How one town recognizes businesses that contribute to improving appearance of downtown
By Gregg McLachlan
I’ve written in the past about how downtowns can slide into a state of ugly appearances one bad storefront at a time. It begins with paint left to peel off, little to no effort on window displays, and tacky, cheap and flimsy banner ‘signs’ hammered into brick above a store door as a substitute for professional signage. The problems spiral when another new store arrives and thinks this is all acceptable and follows suit. Soon, the appearance of a downtown is a sad contrast in standards.
Every downtown has businesses that have invested to create a professional appearance. Everything from signage, to window displays, to lighting and storefront ‘landscaping’ is well thought out.

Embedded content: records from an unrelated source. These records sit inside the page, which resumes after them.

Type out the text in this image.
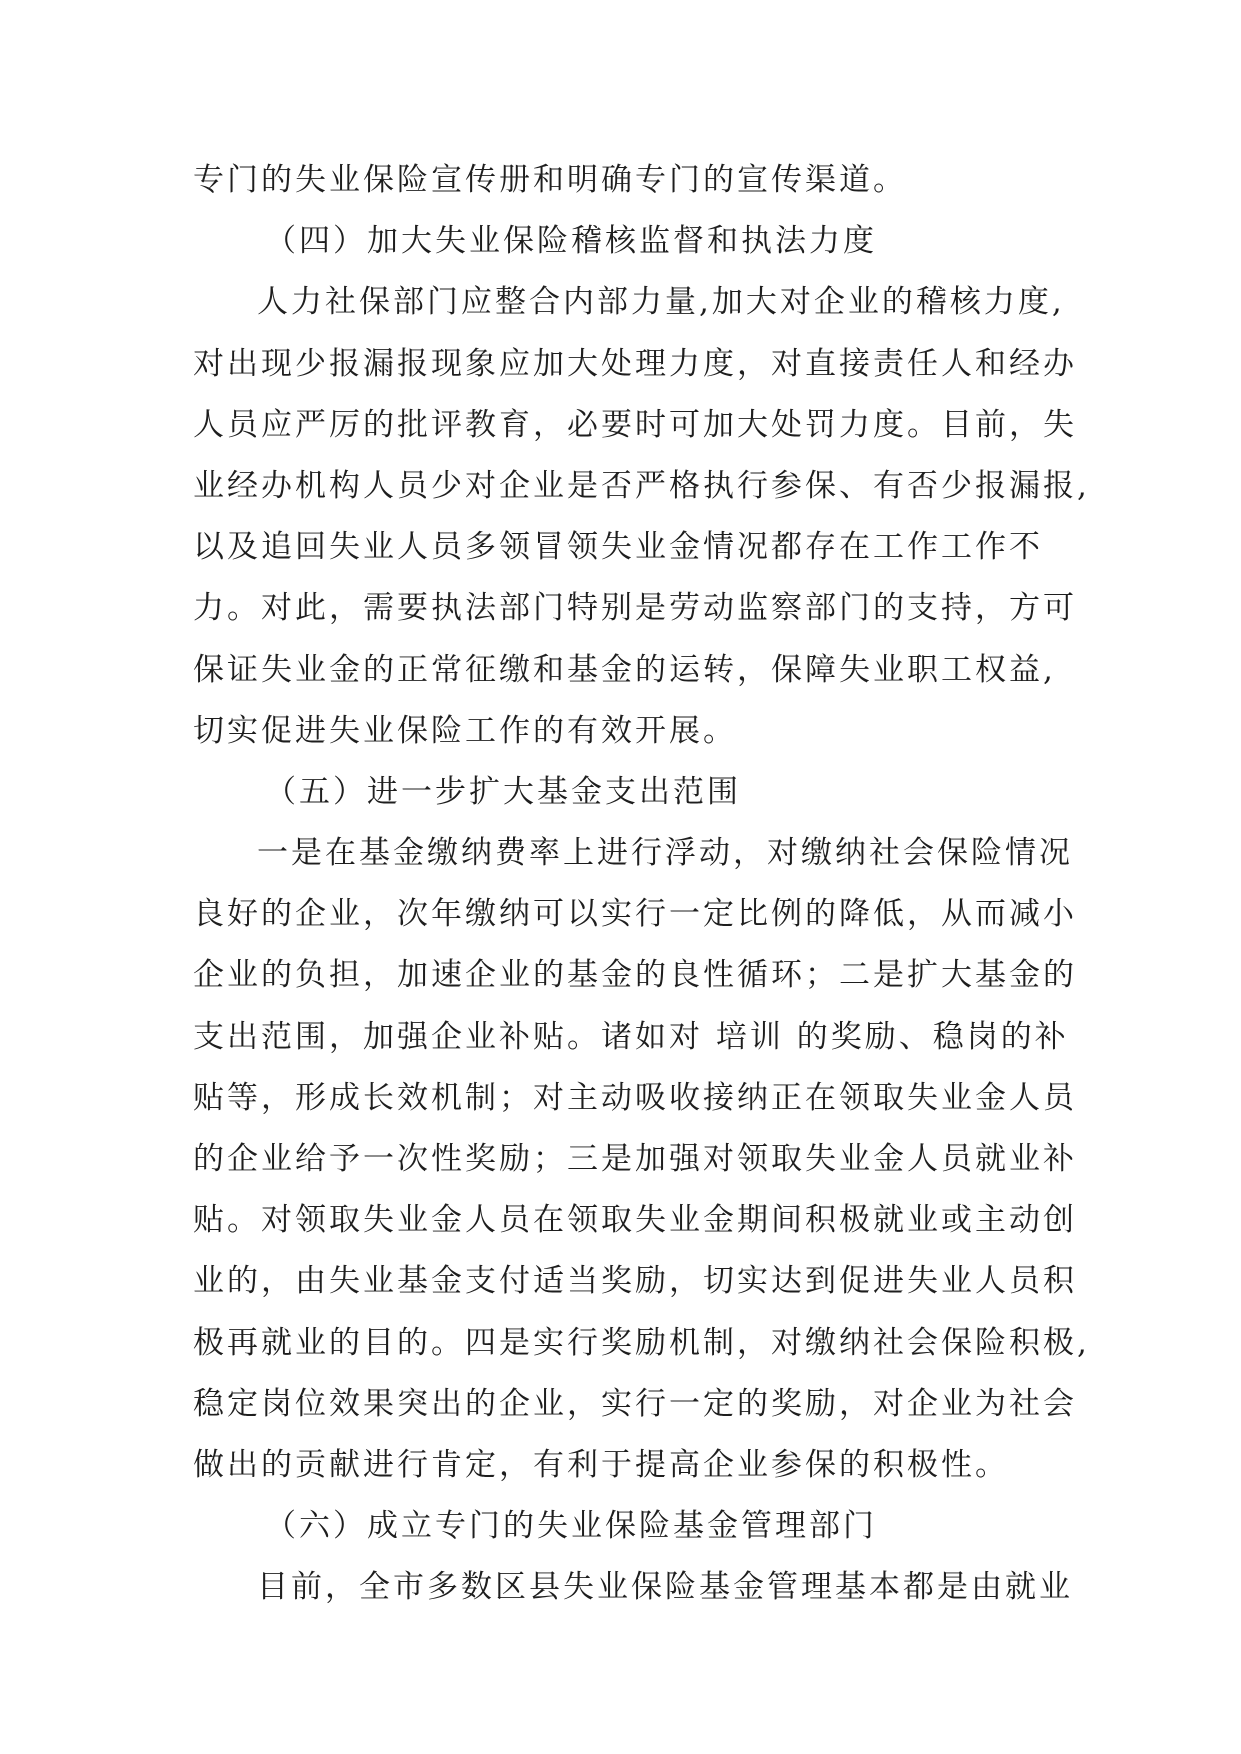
专门的失业保险宣传册和明确专门的宣传渠道。
（四）加大失业保险稽核监督和执法力度
人力社保部门应整合内部力量,加大对企业的稽核力度,
对出现少报漏报现象应加大处理力度，对直接责任人和经办
人员应严厉的批评教育，必要时可加大处罚力度。目前，失
业经办机构人员少对企业是否严格执行参保、有否少报漏报,
以及追回失业人员多领冒领失业金情况都存在工作工作不
力。对此，需要执法部门特别是劳动监察部门的支持，方可
保证失业金的正常征缴和基金的运转，保障失业职工权益,
切实促进失业保险工作的有效开展。
（五）进一步扩大基金支出范围
一是在基金缴纳费率上进行浮动，对缴纳社会保险情况
良好的企业，次年缴纳可以实行一定比例的降低，从而减小
企业的负担，加速企业的基金的良性循环；二是扩大基金的
支出范围，加强企业补贴。诸如对 培训 的奖励、稳岗的补
贴等，形成长效机制；对主动吸收接纳正在领取失业金人员
的企业给予一次性奖励；三是加强对领取失业金人员就业补
贴。对领取失业金人员在领取失业金期间积极就业或主动创
业的，由失业基金支付适当奖励，切实达到促进失业人员积
极再就业的目的。四是实行奖励机制，对缴纳社会保险积极,
稳定岗位效果突出的企业，实行一定的奖励，对企业为社会
做出的贡献进行肯定，有利于提高企业参保的积极性。
（六）成立专门的失业保险基金管理部门
目前，全市多数区县失业保险基金管理基本都是由就业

But then there are the shops that look like fly-by-night operations not planning to invest for the long haul to contribute to the appearance of a downtown.
When the above happens the public perception of a downtown slowly erodes. Appearances matter. Revitalization goes nowhere when a downtown’s appearance as a whole looks to be in a state of disrepair and decay.
So how do you encourage businesses to contribute to making appearances count?
In Brantford, ON, the Downtown Brantford Business Improvement Area is a vibrant and growing destination. The BIA developed its Golden Broom awards to showcase businesses that are helping to create that success. The awards program runs July through October and recognizes one business or organization each month of the contest’s duration that has “excelled in its efforts to improve the appearance of Brantford’s Downtown Area.”
The Downtown Brantford Business Improvement Area launched the campaign in hopes of “raising the bar on the level of cleanliness and appeal of Downtown Brantford, and wishes to reward those entities that have made a significant contribution in improving the street-level environment,” it said in a release.
Mark down those three very important words: Raising the bar. That’s what it’s all about. Who are the businesses that are raising the bar in your downtown every day? They do exist. And they don’t deserve to toil in their efforts without public recognition.
“It is important that the community sees a clean downtown. This is an important step in continuing to showcase our vibrant downtown to our community,” added DBBIA chair Keri Korfmann.
The public (ie. shoppers!), tourists, businesses and downtown employees can easily nominate businesses by picking up ballots inside stores, going to the BIA website, using social media, or visiting the DBBIA office. In other words, the program’s marketing has a complete street-to-web-to-social integration that is a must today if your audience is people. (P.S. Very active social media accounts by the DBBIA help put this program — and everything else that the association does — very front and centre with the public.)
Each month a judging panel reviews nominations and takes into consideration the following factors:
Overall Business Appearance (Clean, litter free, graffiti free, signage quality, window displays, landscaping and flowers if applicable, and managing waste responsibly) and Improvements (Façade improvements including those supported by the Façades Grant Program, signage, historic preservation, and public space improvements).
Each month’s winners are also celebrated with congratulations on social media.
Why is Brantford’s Golden Broom awards program worth duplicating in your small town? Here are five simple reasons:
It celebrates business leadership: Too often, BIAs, board of trades, and chambers do year-end awards and that’s it. Being progressive means doing more to publicly showcase and publicly celebrate your members as leaders every day of the year, not just during one awards night once per year. P.S. By the way, those once-per-year awards nights are not public events. It’s time to start publicly recognizing businesses that are making an effort and put them into the spotlight by showing their leadership for helping with placemaking and revitalization. An ongoing and repetitive awards program like Brantford’s Golden Broom done on a regular basis is one more way that downtowns can improve perceptions in the minds of the public that the downtown truly is making an effort.
It shows the public that your downtown does care about appearances: First impressions matter. Ask any first-time tourist in your downtown! Imagine what full-time residents think. When a downtown starts to erode, the public starts to lose confidence that a turnaround is possible. Let’s stop leapfrogging ahead and using that tired Shop Local slogan and instead take a step back to think about what makes our downtowns vibrant places. It begins with street-level appeal. You have businesses who share that vision. Shout about them! If your downtown business association is using that all-too-familiar line we “…help beautify the downtown” as part of its mandate, then go beyond just words and show the sustained actions of members that help that cause.
It gives folks a way to show their love for your downtown: Humans are attracted to attractive things. Let them nominate and celebrate that love by sharing their enthusiasm for businesses that catch their eyes!
It’s simple: You don’t need six months of meetings to plan it. You don’t need consultant studies or more endless surveys that all say what everybody already knows. You don’t even need presentations to council. You can just start doing it. Now.
Businesses are in it together!: OK, yes, you have some downtown businesses that don’t put forth much effort. Fortunately and strategically, a program like Golden Broom awards puts the focus on the ones that are making an effort and how they are helping to make downtown an appealing destination. Sometimes the way to bring the lazy stores up to speed, is to show them how far they are behind. Peer pressure can work in a downtown too.
How is your downtown regularly and publicly celebrating shops that go that extra mile to create curb appeal? If you aren’t doing anything, Brantford’s Golden Broom program is a good place to learn. Check out the Golden Broom nomination form.
Any small-town downtown can duplicate this.